Start looking 3-6 months before your current deal ends. Here is why:
- Mortgage offers last 3-6 months: You can accept a new deal now and complete when your current one ends.
- Processing takes time: Applications, valuations, and legal work can take 4-8 weeks.
- No rush = better decisions: Starting early means you have time to compare and negotiate.
Pro tip: Many lenders will let you “port” your mortgage to a new property, but if you are staying put, a remortgage is usually better.
How to Remortgage: Step by Step
Step 1: Check Your Current Deal
Before you do anything, find out:
- When your current deal ends
- Whether there are early repayment charges (ERCs)
- What your current interest rate is
- How much you currently owe
- Your current property value (check Rightmove, Zoopla, or Zillow for an estimate)
Step 2: Check Your Loan-to-Value (LTV) Band
Your LTV is the percentage of your property value that you owe. Lower LTV means better rates.

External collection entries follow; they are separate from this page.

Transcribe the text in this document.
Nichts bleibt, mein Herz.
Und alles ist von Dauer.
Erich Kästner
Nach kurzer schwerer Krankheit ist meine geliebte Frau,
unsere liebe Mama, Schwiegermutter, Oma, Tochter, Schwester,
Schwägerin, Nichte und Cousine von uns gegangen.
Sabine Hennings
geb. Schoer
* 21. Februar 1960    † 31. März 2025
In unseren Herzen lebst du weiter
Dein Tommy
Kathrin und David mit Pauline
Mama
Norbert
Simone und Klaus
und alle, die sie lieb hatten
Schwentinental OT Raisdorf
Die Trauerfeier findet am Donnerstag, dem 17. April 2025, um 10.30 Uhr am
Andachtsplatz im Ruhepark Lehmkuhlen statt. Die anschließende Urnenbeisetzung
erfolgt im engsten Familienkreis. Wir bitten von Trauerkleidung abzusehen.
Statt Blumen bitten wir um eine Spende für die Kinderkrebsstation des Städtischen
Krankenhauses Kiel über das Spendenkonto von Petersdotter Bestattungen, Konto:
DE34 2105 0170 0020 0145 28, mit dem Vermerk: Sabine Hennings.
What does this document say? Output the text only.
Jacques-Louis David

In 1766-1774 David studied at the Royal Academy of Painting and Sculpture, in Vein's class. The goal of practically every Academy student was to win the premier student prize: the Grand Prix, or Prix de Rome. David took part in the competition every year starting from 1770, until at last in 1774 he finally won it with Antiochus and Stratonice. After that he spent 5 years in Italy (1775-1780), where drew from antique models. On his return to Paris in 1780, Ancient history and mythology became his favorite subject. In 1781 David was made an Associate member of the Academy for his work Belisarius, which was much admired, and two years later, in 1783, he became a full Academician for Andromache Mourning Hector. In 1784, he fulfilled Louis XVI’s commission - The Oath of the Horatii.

| LTV Band | Example (£300,000 property) | Typical Rate Range |
|---|---|---|
| 95% | Owe £285,000 | 5.5-6.5% |
| 90% | Owe £270,000 | 5.0-5.8% |
| 85% | Owe £255,000 | 4.8-5.5% |
| 75% | Owe £225,000 | 4.3-5.0% |
| 60% | Owe £180,000 | 3.8-4.5% |
Step 3: Compare Deals
Use comparison sites or speak to a mortgage broker:
- UK: MoneySuperMarket, L&C, Habito, or your bank’s website
- US: Bankrate, NerdWallet, or LendingTree
- Canada: RateSupermarket, LowestRates.ca, or your bank’s website
Step 4: Check the Fees
Remortgaging is not always free. Watch out for these:
| Fee Type | Typical Cost | When It Applies |
|---|---|---|
| Early Repayment Charge (ERC) | 1-5% of balance | Leaving your current deal early |
| Arrangement fee | £0-£1,500 | Setting up the new deal |
| Valuation fee | £0-£500 | Lender values your property |
| Legal fees | £0-£500 | Some lenders cover this |
| Exit fee | £0-£300 | Leaving your current lender |
Key question: Does the new deal save you enough to cover all the fees?
Step 5: Apply
You will need:
- Last 3 months of payslips
- Last 3 months of bank statements
- Proof of ID
- Current mortgage statement
- Property details
Step 6: Complete
Once approved, your solicitor or conveyancer handles the switch. This usually takes 4-8 weeks.
Real Calculation: Is Remortgaging Worth It?
Let us look at a real example.
The Numbers
- Current mortgage: £200,000 remaining
- Current rate: 5.0% (2-year fixed ending soon)
- New rate available: 4.0% (2-year fixed)
- Term remaining: 20 years
Monthly Payment Comparison
| Scenario | Rate | Monthly Payment | Annual Cost |
|---|---|---|---|
| Stay on SVR (no action) | 6.5% | £1,491 | £17,892 |
| Switch to 4.0% fixed | 4.0% | £1,212 | £14,544 |
| Saving per month | £279 | £3,348 |
After Fees
| Fee | Amount |
|---|---|
| Arrangement fee | £999 |
| Valuation fee | £0 (free with new deal) |
| Legal fees | £0 (covered by lender) |
| Total fees | £999 |
Net saving in year 1: £3,348 - £999 = £2,349 Net saving over 2 years: £6,696 - £999 = £5,697
Over 2 years, switching saves you £5,697 — a clear win.
Remortgage Tips
- Don’t auto-switch to your lender’s SVR. This is usually the most expensive option. Always compare first.
- Check if your current lender has a better deal. You can sometimes switch to a new product without changing lenders (a “product transfer”), which avoids most fees.
- Use a broker. They can find deals you won’t see on comparison sites and handle the paperwork.
- Consider the total cost, not just the rate. A lower rate with high fees may cost more than a slightly higher rate with no fees.
- Don’t remortgage if you are near the end of your term. If you have less than 12 months left on your mortgage, it may not be worth the hassle and fees.
- Be honest about your circumstances. If your income has dropped or your credit score has suffered, you may not qualify for the best rates.
When Remortgaging Is NOT Worth It
- You have less than 12 months left on your mortgage term
- The fees outweigh the savings
- Your property value has dropped, pushing you into a higher LTV band
- You have recently changed jobs or have a lower credit score
- You are in the middle of a long fixed rate and the break fees are too high
Summary
Remortgaging is one of the easiest ways to save money on your mortgage. The key is to start early (3-6 months before your deal ends), compare deals properly, and factor in all the fees. For most people, the savings are well worth the effort.